包括从地下换热水管抽取循环水1及向地下换热水管打入循环水1的地源热泵系统20,地源热泵系统20的出水端与焊接车间10的恒温空调11的进水端相连,恒温空调11的出水端与除湿装置31的加热段或冷凝段相连,除湿装置31的加热段与冷凝段通过送风管路与涂装车间30形成闭环,除湿装置31加热段或冷凝段的出水端与地源热泵系统20的进水端相连。上述方案中将地源热泵系统20、恒温空调11、除湿装置31三者通过水管连成闭环,然后通过不同区域的制冷与制热需求,充分利用各种温度的循环水1,大大降低了能耗,同时消耗了回收水2的热量避免高温回收水对地下热平衡的破坏。
所述地源热泵系统20与除湿装置31加热段或冷凝段之间设置有二次回收水罐50,恒温空调11的出水端与除湿装置31的加热段或冷凝段之间设置有回收水罐40。通过回收水罐40和二次回收水罐50的各温度的水储集,这样闭环中的地源热泵系统20、恒温空调11、除湿装置31能够独立工作,不受上游设备过多的影响。
所述地源热泵系统20的出水端与分集水器相连,分集水器其中一个出水口与除湿装置31的制冷段或加热段相连,除湿装置31的制冷段或加热段出水端与回收水2罐相连。
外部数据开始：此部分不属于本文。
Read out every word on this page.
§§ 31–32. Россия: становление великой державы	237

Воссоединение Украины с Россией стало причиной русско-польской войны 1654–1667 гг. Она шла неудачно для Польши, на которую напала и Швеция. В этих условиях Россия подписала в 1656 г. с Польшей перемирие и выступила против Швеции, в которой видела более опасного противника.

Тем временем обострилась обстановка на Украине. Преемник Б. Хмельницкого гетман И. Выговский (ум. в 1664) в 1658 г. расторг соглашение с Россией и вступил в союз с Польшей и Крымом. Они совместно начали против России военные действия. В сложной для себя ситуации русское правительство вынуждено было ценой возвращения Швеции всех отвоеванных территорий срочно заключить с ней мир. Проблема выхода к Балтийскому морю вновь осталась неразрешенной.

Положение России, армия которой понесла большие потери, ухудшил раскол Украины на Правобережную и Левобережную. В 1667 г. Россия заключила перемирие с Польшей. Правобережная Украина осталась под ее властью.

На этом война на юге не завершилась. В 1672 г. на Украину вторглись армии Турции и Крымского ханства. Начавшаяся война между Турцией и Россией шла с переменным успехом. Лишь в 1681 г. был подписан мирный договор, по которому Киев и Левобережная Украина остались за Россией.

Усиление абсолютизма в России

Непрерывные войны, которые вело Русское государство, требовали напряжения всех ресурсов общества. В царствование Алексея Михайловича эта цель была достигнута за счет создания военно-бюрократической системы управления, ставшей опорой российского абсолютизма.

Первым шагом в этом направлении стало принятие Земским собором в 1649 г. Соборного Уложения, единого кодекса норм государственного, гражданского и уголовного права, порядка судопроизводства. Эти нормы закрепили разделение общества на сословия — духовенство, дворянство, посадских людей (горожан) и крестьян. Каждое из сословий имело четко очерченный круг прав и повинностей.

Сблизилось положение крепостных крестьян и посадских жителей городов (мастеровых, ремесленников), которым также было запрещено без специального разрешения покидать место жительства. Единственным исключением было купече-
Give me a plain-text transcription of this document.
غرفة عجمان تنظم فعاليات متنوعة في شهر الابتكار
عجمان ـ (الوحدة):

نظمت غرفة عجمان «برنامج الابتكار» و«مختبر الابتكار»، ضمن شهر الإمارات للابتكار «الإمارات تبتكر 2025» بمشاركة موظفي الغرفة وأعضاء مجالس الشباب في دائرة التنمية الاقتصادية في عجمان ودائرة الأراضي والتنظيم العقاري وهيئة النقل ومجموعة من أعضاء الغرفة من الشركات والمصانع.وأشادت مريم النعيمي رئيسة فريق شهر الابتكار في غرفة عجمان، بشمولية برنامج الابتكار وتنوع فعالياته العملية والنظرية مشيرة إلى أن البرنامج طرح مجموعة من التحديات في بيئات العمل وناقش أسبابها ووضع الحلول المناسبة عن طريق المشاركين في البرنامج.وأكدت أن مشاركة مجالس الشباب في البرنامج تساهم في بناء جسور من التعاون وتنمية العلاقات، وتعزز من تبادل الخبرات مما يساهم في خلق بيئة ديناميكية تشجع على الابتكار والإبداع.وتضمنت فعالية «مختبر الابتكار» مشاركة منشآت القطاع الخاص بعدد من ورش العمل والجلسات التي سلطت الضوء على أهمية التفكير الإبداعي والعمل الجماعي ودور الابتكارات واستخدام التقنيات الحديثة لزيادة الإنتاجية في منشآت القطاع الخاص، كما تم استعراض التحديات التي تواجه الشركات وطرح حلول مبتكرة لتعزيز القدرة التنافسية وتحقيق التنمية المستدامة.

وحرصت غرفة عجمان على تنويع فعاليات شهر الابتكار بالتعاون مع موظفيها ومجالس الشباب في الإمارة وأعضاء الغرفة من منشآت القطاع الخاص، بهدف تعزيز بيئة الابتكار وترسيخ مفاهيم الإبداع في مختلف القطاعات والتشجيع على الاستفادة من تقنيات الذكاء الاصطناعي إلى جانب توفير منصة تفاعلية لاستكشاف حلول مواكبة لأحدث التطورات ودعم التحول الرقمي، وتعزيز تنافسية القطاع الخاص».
这样便于循环水输送至不同区域。
所述回收水罐40与地源热泵系统20相连。这样当不需要除湿时且回收水罐40满时可以将回收水直接打入地源热泵系统20。
所述分集水器60对应夏季和冬季设置有两个,分别为热水分集器和冷水分集器,热水分集器对应连接加热段,冷水分集器对应连接降温空调。由于夏季和冬季对温度的需求不同,循环水水温也不同,循环水输送的区域也有一定的差异,因此设置两个分集水器。
所述循环水1管路上设置有软水装置60。这样对循环水1进行软化,防止循环水1管路结垢影响设备的运行效率。

Claims (9)

1.一种车间恒温恒湿控制方法,其特征在于:
A、检测焊接车间(10)内温度,当该温度与设定温度存在偏差时,地源热泵系统(20)的循环水(1)在地下换热管路进行换热;
B、循环水(1)进入焊接车间(10)内的,通过风机以循环水(1)为介质完成对空气的换热,并将制冷或制热后的气流吹送至焊接车间(10)内,循环水(1)变为回收水(2);
C、检测涂装车间(30)内湿度,当湿度较大时,回收水(2)进入涂装车间(30)的除湿装置(31)的加热或冷凝段。
D、除湿装置(31)抽取涂装车间(30)内空气至除湿装置(31)的加热段对空气进行加热,再将加热后的空气输送至除湿装置(31)的冷凝段,冷凝干燥后的空气再输送回涂装车间(30)内。
E、从除湿装置(31)返回的二次回收水(3)通过管路进入地下换热管路;
F、重复步骤A-E。
2.根据权利要求1所述的车间恒温恒湿控制方法,其特征在于:步骤B中的热循环水(1)收集进入回收水罐(40)中再输送至涂装车间(30)的除湿装置(31)的加热段。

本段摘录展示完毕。